Ik vond het hartverwarmend. Dat mensen, in deze donkere tijden van oorlog, inflatie en oprukkende armoede, toch massaal uit alle uithoeken van de wereld de moeite nemen om naar achtentwintig eeuwenoude schilderijen te komen kijken. Een lichtpuntje in de duisternis. Zolang er oog is voor kunst, is er nog hoop voor de mensheid. Dacht ik.
Tot ik binnen was. Na vijf minuten was ik alle hoop alweer verloren. Wat zijn wij mensen toch een dom en infantiel ras. Tussen de onwaarschijnlijk verfijnde schoonheid van Vermeer lieten we ons weer eens van onze lelijkste en meest egoïstische kant zien.
Het begon al met het feit dat het Rijksmuseum de kassa liever laat rinkelen dan dat ze ruimte bieden om van Vermeers schilderijen te genieten. Alsof ze een kermisattractie tot de laatste plaats volstouwen, zo schuifelden we als haringen in veel te krappe ton langs de topstukken.
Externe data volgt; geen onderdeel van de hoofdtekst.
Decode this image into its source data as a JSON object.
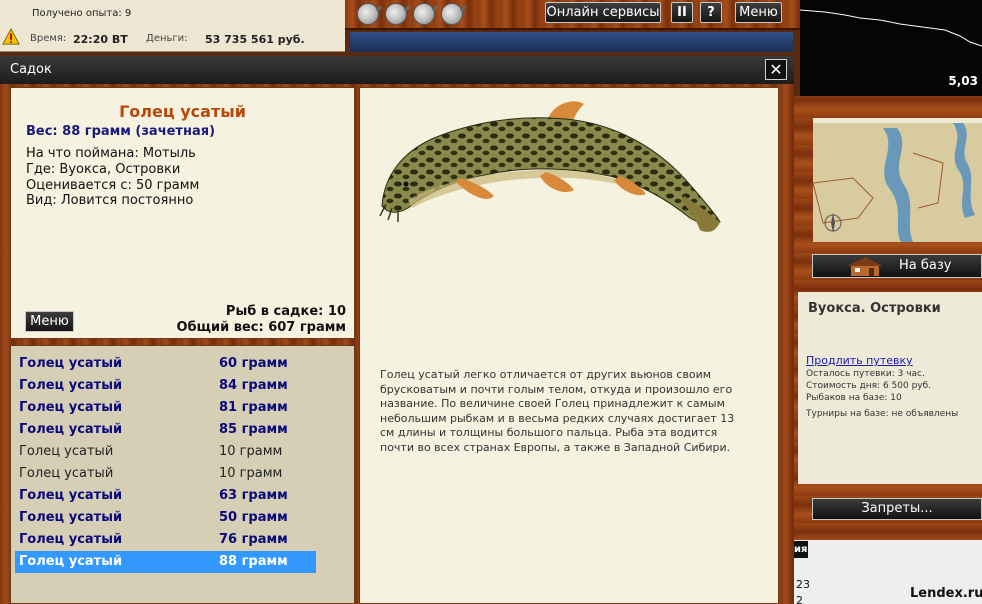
{
  "status": {
    "experience": "Получено опыта: 9",
    "time_label": "Время:",
    "time_value": "22:20 ВТ",
    "money_label": "Деньги:",
    "money_value": "53 735 561 руб."
  },
  "topbar": {
    "online_services": "Онлайн сервисы",
    "pause": "II",
    "help": "?",
    "menu": "Меню"
  },
  "graph": {
    "value": "5,03"
  },
  "right_panel": {
    "to_base": "На базу",
    "location_title": "Вуокса. Островки",
    "extend_link": "Продлить путевку",
    "info_lines": [
      "Осталось путевки: 3 час.",
      "Стоимость дня: 6 500 руб.",
      "Рыбаков на базе: 10",
      "",
      "Турниры на базе: не объявлены"
    ],
    "bans": "Запреты...",
    "tab_stub": "ия",
    "num1": "23",
    "num2": "2"
  },
  "watermark": "Lendex.ru",
  "dialog": {
    "title": "Садок",
    "close": "✕",
    "fish": {
      "name": "Голец усатый",
      "weight": "Вес: 88 грамм (зачетная)",
      "caught_on": "На что поймана: Мотыль",
      "where": "Где: Вуокса, Островки",
      "rated_from": "Оценивается с: 50 грамм",
      "kind": "Вид: Ловится постоянно"
    },
    "menu_button": "Меню",
    "fish_count": "Рыб в садке: 10",
    "total_weight": "Общий вес: 607 грамм",
    "list": [
      {
        "name": "Голец усатый",
        "weight": "60 грамм",
        "style": "counted"
      },
      {
        "name": "Голец усатый",
        "weight": "84 грамм",
        "style": "counted"
      },
      {
        "name": "Голец усатый",
        "weight": "81 грамм",
        "style": "counted"
      },
      {
        "name": "Голец усатый",
        "weight": "85 грамм",
        "style": "counted"
      },
      {
        "name": "Голец усатый",
        "weight": "10 грамм",
        "style": "plain"
      },
      {
        "name": "Голец усатый",
        "weight": "10 грамм",
        "style": "plain"
      },
      {
        "name": "Голец усатый",
        "weight": "63 грамм",
        "style": "counted"
      },
      {
        "name": "Голец усатый",
        "weight": "50 грамм",
        "style": "counted"
      },
      {
        "name": "Голец усатый",
        "weight": "76 грамм",
        "style": "counted"
      },
      {
        "name": "Голец усатый",
        "weight": "88 грамм",
        "style": "selected"
      }
    ],
    "description": "Голец усатый легко отличается от других вьюнов своим брусковатым и почти голым телом, откуда и произошло его название. По величине своей Голец принадлежит к самым небольшим рыбкам и в весьма редких случаях достигает 13 см длины и толщины большого пальца. Рыба эта водится почти во всех странах Европы, а также в Западной Сибири."
  }
}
De combinatie van schaarste aan toegang aan de ene kant, en te weinig tijd en ruimte aan de andere kant, toonde onze ware aard.
Hoe kunstzinnig en artistiek iedereen zich ook had uitgedost, bij binnenkomst viel alle beschaving direct weg. Meteen al bij Gezicht op Delft, waar Vermeer zijn vakmanschap toont in verfijnd gevoel voor detail en meesterlijke beheersing van het spel met licht en donker, was het motto 'ieder voor zich'. Hoe ouder de bezoeker, hoe lelijker het gedrag.
Voordringen, ellebogen, duwen, porren. Het nerveuze dringen van een op hol geslagen wielerpeloton was er niets bij. Het ergste waren de foto's die iedereen maar bleef maken. Dan sta je oog in oog met een meesterwerk uit 1634, en dan kun je blijkbaar niets beters bedenken dan je telefoon, of een tablet zo groot als een stoeptegel, tussen jou en dat kunstwerk te houden. Alsof internet niet vol staat met afbeeldingen van elk kunstwerk denkbaar.
Ondanks mijn kolkende afgrijzen, lukte het Vermeer om me te ontroeren. Zijn talent ontsteeg ons gebrek aan respect en zelfbeheersing. Dat is pas meesterschap.